Flowers are solitary or 2-4 together, located in leaf axils on pedicels, white with a yellowish-pink tinge, up to 5 cm in diameter, with a pleasant odor.
Fruits are three or four nested woody cracking bolls. Seeds are rounded, dark brown, slightly shiny, up to 13 mm in diameter.
Figure designations:
- Pistil and calyx;
- Stamen (back view);
- Stamen (front view);
- Flower (longitudinal section);
- Fruit (upper part);
- Fruit (lower part);
- Seed (cross section);
- Ovary (transverse section);
- The core of the fruit (embryo);
- Seed.
Tea is planted by cuttings (less often one- to two-year-old seedlings). In especially favorable conditions, tea can be grown even from seeds, planting them 4-5 cm deep and watering them abundantly.
The first crop of leaves is harvested 4-5 years after planting. As a rule, tea bushes are actively pruned (shaping), preventing them from growing tall and stimulating the growth of a large number of side shoots.
A tea plantation usually consists of rows of tea bushes 1-1.5 m high with aisles between them also 1-1.5 m wide.
The greatest mass of leaves grows on tea up to 50-60 years, although tea trees (in Assam) give an excellent yield up to 90-100 years.
In favorable conditions tea grows very vigorously (up to 100 cm per year!), but it is difficult to observe these conditions.
The most important conditions for tea growth include:
- Warm summer and fall (average daily temperature not lower than 20°C) is the most important condition for normal tea growth. At the same time cold winter (the average daily winter temperature is necessarily below 10°C warm and up to -3°C).
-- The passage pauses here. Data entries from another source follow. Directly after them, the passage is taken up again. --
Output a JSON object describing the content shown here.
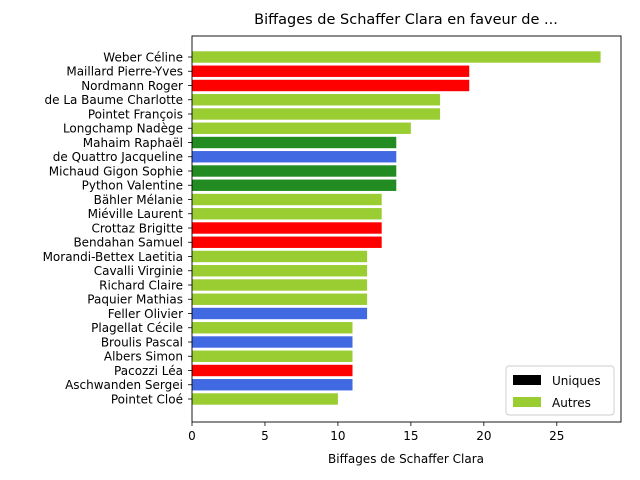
{
  "chart_data": {
    "type": "bar",
    "orientation": "horizontal",
    "title": "Biffages de Schaffer Clara en faveur de ...",
    "xlabel": "Biffages de Schaffer Clara",
    "ylabel": "",
    "xlim": [
      0,
      29.4
    ],
    "xticks": [
      0,
      5,
      10,
      15,
      20,
      25
    ],
    "grid": false,
    "legend_placement": "lower-right",
    "legend": [
      {
        "label": "Uniques",
        "color": "#000000"
      },
      {
        "label": "Autres",
        "color": "#9acd32"
      }
    ],
    "categories": [
      "Weber Céline",
      "Maillard Pierre-Yves",
      "Nordmann Roger",
      "de La Baume Charlotte",
      "Pointet François",
      "Longchamp Nadège",
      "Mahaim Raphaël",
      "de Quattro Jacqueline",
      "Michaud Gigon Sophie",
      "Python Valentine",
      "Bähler Mélanie",
      "Miéville Laurent",
      "Crottaz Brigitte",
      "Bendahan Samuel",
      "Morandi-Bettex Laetitia",
      "Cavalli Virginie",
      "Richard Claire",
      "Paquier Mathias",
      "Feller Olivier",
      "Plagellat Cécile",
      "Broulis Pascal",
      "Albers Simon",
      "Pacozzi Léa",
      "Aschwanden Sergei",
      "Pointet Cloé"
    ],
    "values": [
      28,
      19,
      19,
      17,
      17,
      15,
      14,
      14,
      14,
      14,
      13,
      13,
      13,
      13,
      12,
      12,
      12,
      12,
      12,
      11,
      11,
      11,
      11,
      11,
      10
    ],
    "colors": [
      "#9acd32",
      "#ff0000",
      "#ff0000",
      "#9acd32",
      "#9acd32",
      "#9acd32",
      "#228b22",
      "#4169e1",
      "#228b22",
      "#228b22",
      "#9acd32",
      "#9acd32",
      "#ff0000",
      "#ff0000",
      "#9acd32",
      "#9acd32",
      "#9acd32",
      "#9acd32",
      "#4169e1",
      "#9acd32",
      "#4169e1",
      "#9acd32",
      "#ff0000",
      "#4169e1",
      "#9acd32"
    ]
  }
}
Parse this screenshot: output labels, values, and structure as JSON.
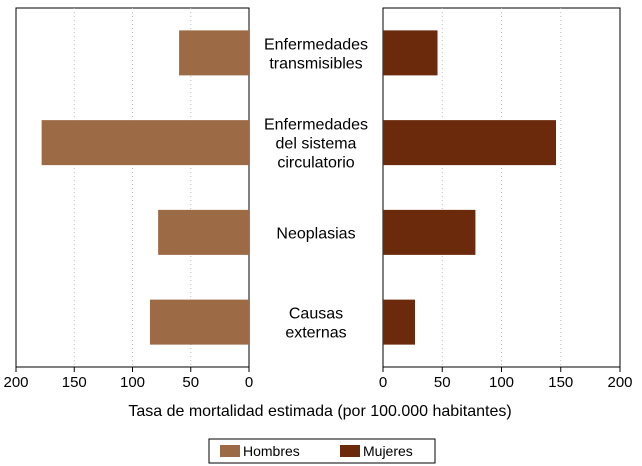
{
  "chart_data": {
    "type": "bar",
    "orientation": "horizontal",
    "layout": "back-to-back",
    "categories": [
      [
        "Enfermedades",
        "transmisibles"
      ],
      [
        "Enfermedades",
        "del sistema",
        "circulatorio"
      ],
      [
        "Neoplasias"
      ],
      [
        "Causas",
        "externas"
      ]
    ],
    "series": [
      {
        "name": "Hombres",
        "color": "#9c6a45",
        "values": [
          60,
          178,
          78,
          85
        ],
        "side": "left"
      },
      {
        "name": "Mujeres",
        "color": "#6b2a0b",
        "values": [
          46,
          146,
          78,
          27
        ],
        "side": "right"
      }
    ],
    "xlim": [
      0,
      200
    ],
    "xticks": [
      0,
      50,
      100,
      150,
      200
    ],
    "xlabel": "Tasa de mortalidad estimada (por 100.000 habitantes)",
    "grid": "vertical dotted",
    "legend": "bottom-center"
  }
}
- Long daylight hours and sufficient sunshine. On the length of the daylight hours and the abundance of sunlight directly depends on the concentration of, for example, aromatic substances in the tea leaf. If there is a lack of light and sunshine, the flavor of the tea becomes grassy, the tea becomes coarse, not aromatic.
- Moist soil, but well drained, there should be no stagnant water. The soil should be quite loose, light and yet slightly acidic. Very often tea plantations are located “stepped” on mountain slopes (terraces), which allows for optimal drainage of the soil.